Making a wave when you can.

People die in basic American procedures, even the policeman in this clip of Good Times showed that. The officer entered, demeaned the Black man, moaned about doing his duty, and virtually spat on the black man again. The officer administered justice, with the threat of an extended baton, over all the Black women wrestling around him. The child was just incidental. And all this was Black-on-Black crime. It was also groundbreaking to show that we can even hate ourselves, act as pariahs, even outside the purview of “Massa”. The oppressed, epitomized by this community in the midst of urban poverty, turned in on itself.

Of course, later on we get outright gang-banging flics like Colors (’88), starring Sean Penn, Robert Duval, and Don Cheadle. Shortly thereafter there’s John Singleton’s classic Boyz in the Hood (’91), with Cuba Gooding, Jr. Lawrence Fishburn, Angela Bassett, Ice Cube, Morris Chestnut, Nia Long, Regina King, Chris Tucker and Tyra Ferrell (of School Daze, Poetic Justice, and Jungle Fever). Gang-banging images and films, including gangsta rap, all depict and reiterate the even lower standards of how the decedents of slaves will treat one another — brother killing brother over a pair of shoes. Sisters knocking off sisters because she looked at her wrong.

The background of Good Times was this pension to destroy one another. But, inside the Evans’ home, the hate was only in the form of Thelma and J.J. constantly playing the dozens. But this was a slapstick, prime-time sit-Com, so everyone had mad jokes. Indeed, Good Times = ROFLMAO.

“Honey, you don’t own the rights or patent on scufflin’,” pins Willona when Penny’s mother barges into the Evans’ stiff brick walls trying to find her little, abused, run-away child. Chip Fields gave a stellar performance in this scene, lamenting over how hard it was to be a poor, teenage, single parent. And it’s hard, agrees Willona, who was raised by a young single mother, too. “All my life, I had to fight,” Miss Sophia says in The Color Purple — Penny’s mother mimicking the same rhetoric. But, different from Miss Sophia: “I can’t keep a man on ‘count o’ Penny,” Penny’s mother says as she breaks down from her rage to sob and cry, feeling sorry for herself. We had lost something over these generations.

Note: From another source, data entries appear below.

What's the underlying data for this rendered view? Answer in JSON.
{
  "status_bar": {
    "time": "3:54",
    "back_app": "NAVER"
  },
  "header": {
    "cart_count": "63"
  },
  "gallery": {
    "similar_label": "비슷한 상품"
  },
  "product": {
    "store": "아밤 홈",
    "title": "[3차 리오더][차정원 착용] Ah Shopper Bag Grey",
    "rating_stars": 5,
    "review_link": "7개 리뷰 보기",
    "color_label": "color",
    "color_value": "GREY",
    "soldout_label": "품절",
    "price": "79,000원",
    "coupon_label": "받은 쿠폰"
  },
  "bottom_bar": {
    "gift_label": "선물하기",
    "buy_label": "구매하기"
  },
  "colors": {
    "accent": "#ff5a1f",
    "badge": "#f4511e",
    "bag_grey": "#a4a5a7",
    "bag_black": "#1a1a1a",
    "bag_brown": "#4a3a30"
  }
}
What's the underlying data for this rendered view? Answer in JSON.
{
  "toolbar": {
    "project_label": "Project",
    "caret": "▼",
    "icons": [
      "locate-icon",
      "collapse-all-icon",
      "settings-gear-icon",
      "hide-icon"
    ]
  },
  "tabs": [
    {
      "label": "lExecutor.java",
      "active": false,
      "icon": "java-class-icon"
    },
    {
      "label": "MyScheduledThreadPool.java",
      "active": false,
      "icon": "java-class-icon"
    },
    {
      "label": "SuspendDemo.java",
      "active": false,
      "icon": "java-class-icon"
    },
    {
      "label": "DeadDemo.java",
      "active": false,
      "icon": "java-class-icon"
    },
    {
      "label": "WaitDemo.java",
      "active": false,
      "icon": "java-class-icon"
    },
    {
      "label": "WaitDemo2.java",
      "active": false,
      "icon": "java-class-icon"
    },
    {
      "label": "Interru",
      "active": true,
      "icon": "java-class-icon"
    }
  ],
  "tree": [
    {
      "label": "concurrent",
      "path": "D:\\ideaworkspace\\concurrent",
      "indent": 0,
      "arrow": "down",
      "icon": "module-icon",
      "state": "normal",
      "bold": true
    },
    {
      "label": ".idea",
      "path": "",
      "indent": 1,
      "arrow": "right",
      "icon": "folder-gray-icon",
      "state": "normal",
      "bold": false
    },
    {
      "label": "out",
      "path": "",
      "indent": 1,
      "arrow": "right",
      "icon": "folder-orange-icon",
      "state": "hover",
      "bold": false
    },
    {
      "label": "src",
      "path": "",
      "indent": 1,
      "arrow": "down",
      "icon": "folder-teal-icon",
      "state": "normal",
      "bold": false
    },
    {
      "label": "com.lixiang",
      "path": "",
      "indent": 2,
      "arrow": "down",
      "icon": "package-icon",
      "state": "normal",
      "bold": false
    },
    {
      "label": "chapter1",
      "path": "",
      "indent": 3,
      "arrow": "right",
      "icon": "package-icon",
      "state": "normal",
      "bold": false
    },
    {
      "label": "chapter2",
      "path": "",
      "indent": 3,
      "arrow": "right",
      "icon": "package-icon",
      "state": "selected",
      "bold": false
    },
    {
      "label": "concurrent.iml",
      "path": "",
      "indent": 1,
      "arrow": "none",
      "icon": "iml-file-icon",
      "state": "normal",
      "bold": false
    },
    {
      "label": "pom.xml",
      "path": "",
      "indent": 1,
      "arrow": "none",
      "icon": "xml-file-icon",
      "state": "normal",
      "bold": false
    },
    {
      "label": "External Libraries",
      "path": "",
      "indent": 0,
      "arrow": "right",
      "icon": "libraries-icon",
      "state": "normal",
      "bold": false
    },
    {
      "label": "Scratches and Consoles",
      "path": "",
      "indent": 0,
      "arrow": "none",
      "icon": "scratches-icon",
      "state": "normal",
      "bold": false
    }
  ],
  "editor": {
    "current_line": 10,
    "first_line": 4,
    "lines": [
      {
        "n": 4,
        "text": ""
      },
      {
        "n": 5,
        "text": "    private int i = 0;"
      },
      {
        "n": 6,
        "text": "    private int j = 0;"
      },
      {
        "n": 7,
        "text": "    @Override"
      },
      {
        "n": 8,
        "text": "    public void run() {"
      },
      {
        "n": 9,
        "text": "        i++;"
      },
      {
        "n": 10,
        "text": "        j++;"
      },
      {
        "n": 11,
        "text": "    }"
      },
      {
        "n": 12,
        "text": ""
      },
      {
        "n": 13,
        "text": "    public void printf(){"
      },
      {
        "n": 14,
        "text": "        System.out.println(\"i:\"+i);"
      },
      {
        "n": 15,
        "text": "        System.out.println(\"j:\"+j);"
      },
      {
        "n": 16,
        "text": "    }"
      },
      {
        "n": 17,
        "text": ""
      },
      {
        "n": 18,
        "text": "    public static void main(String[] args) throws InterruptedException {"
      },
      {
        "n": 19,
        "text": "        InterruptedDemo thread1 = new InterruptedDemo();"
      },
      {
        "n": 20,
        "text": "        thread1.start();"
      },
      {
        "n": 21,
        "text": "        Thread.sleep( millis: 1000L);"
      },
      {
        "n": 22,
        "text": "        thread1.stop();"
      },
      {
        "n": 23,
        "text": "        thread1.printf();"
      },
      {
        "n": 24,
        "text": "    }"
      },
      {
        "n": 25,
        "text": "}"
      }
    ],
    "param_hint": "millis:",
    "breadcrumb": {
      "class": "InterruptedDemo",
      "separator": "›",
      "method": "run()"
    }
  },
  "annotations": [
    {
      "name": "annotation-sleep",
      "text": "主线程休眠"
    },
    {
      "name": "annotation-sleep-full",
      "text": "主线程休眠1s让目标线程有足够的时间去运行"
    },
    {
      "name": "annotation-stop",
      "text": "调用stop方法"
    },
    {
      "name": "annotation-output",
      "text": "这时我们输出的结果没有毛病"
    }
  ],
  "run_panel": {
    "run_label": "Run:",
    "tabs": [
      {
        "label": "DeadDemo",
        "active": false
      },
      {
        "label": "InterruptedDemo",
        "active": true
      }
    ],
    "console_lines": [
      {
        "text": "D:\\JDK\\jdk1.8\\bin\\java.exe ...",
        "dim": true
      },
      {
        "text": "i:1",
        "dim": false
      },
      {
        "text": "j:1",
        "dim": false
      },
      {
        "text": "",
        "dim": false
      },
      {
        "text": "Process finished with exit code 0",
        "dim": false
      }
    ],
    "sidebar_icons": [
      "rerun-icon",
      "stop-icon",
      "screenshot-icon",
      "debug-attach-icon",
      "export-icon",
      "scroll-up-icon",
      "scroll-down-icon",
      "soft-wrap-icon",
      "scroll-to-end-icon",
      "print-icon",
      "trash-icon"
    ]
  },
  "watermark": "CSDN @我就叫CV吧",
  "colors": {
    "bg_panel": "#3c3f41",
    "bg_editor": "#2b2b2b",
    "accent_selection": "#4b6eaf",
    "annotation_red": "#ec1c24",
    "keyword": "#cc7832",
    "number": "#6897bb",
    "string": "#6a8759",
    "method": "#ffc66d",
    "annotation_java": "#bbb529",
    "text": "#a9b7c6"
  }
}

Like the Bamabara versus the Fulani in Mali, two ethnic groups that are paired to play the dozens, or regional family names like Kone vs. Traore, which are paired similarly. When members of these disparate ethnic groups or families meet, they crack jokes. There are standard jokes like Sho dunna (bean-eater, which implies that the person farts a lot and stinks). Thelma and J.J. fill seasons of scenes with their arguing and insults. Yet, ultimately the wisecracking takes away all the tension, and they are therefore able to be civil to one another when it counts.

Civil, distinct from cordial, which is what we certainly still have in the South, implies much more than any loose definition of friendliness. If anything, ‘friendliness’ in the Evans’ sense could be better explained by the song “One”. Then, Mary and Bono sing: “We’re one but we’re not the same. We’ve get to carry each other. Carry each other”.

Willona eventually adopts Penny. The handy-man gets involved, and so does the Evans family — who now lives alone as three siblings while their mom and new step-father stay out west. The community will raise Penny, and we get to enjoy the major dramatics of this talented young actress ever more in re-runs.